The game features a "wizard mode" called Super Payday, which can be started by visiting any of the last three cities in the above list and locking two balls as indicated on the display and playfield before the mode timer runs out. A four-ball multiball then starts, with all major shots lit to award points.

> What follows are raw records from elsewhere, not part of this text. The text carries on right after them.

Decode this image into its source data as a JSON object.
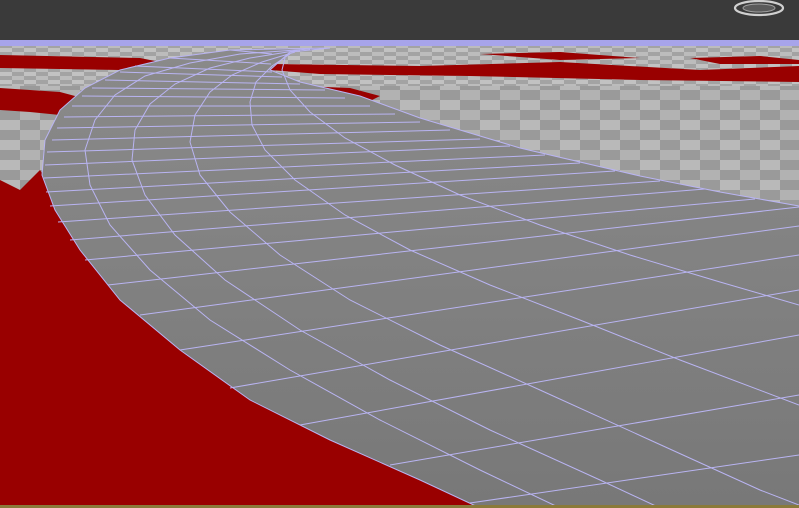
{
  "viewport": {
    "colors": {
      "background_top": "#3a3a3a",
      "ground_light": "#9c9c9c",
      "ground_checker": "#b8b8b8",
      "terrain_red": "#990000",
      "road_surface": "#7e7e7e",
      "wireframe": "#b9b4f2",
      "horizon_band": "#a7a4ea",
      "bottom_strip": "#8a7a3a"
    },
    "icons": {
      "viewcube": "viewcube-ring-icon"
    }
  }
}
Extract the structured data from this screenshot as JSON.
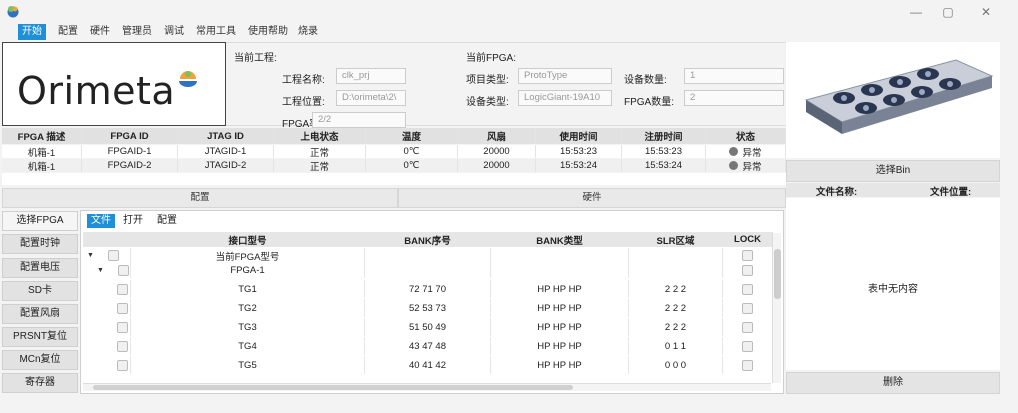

To light locks for multiball, the player must first advance through the work week from Monday to Friday by repeatedly hitting the bulldozer blade in front of Ted's mouth. Two balls must then be locked in Bob's Bunker, after which the blade rises and Ted falls asleep with his mouth open. Shooting the ball into his mouth will start a three-ball multiball, with alternating jackpots awarded for shooting into Ted's mouth and hitting Red. Hits to the blade increase the jackpot, and it raises and lowers when Ted's jackpot is lit in order to increase the difficulty of making the shot. If the player loses two balls without collecting any jackpots, a shot to Bob's Bunker within 12 seconds will restart multiball with two balls.

== Reception ==
The Flipside praised the design decisions of the machine, and found it a rewarding game to play. They stated that Red & Ted's Road Show largely succeeds at telling a coherent and cohesive story; finding that the linear quality gave it a different feel than other pinball games of the time.

==Digital versions==
A licensed and official digital version was released for The Pinball Arcade in June 2015. It was available until June 30, 2018, when all Williams tables were removed due to licensing issues.

Zen Studios released the table for Pinball FX3 on May 28, 2019 as part of Williams volume 4; with a remastered version released for Pinball FX on May 26, 2022.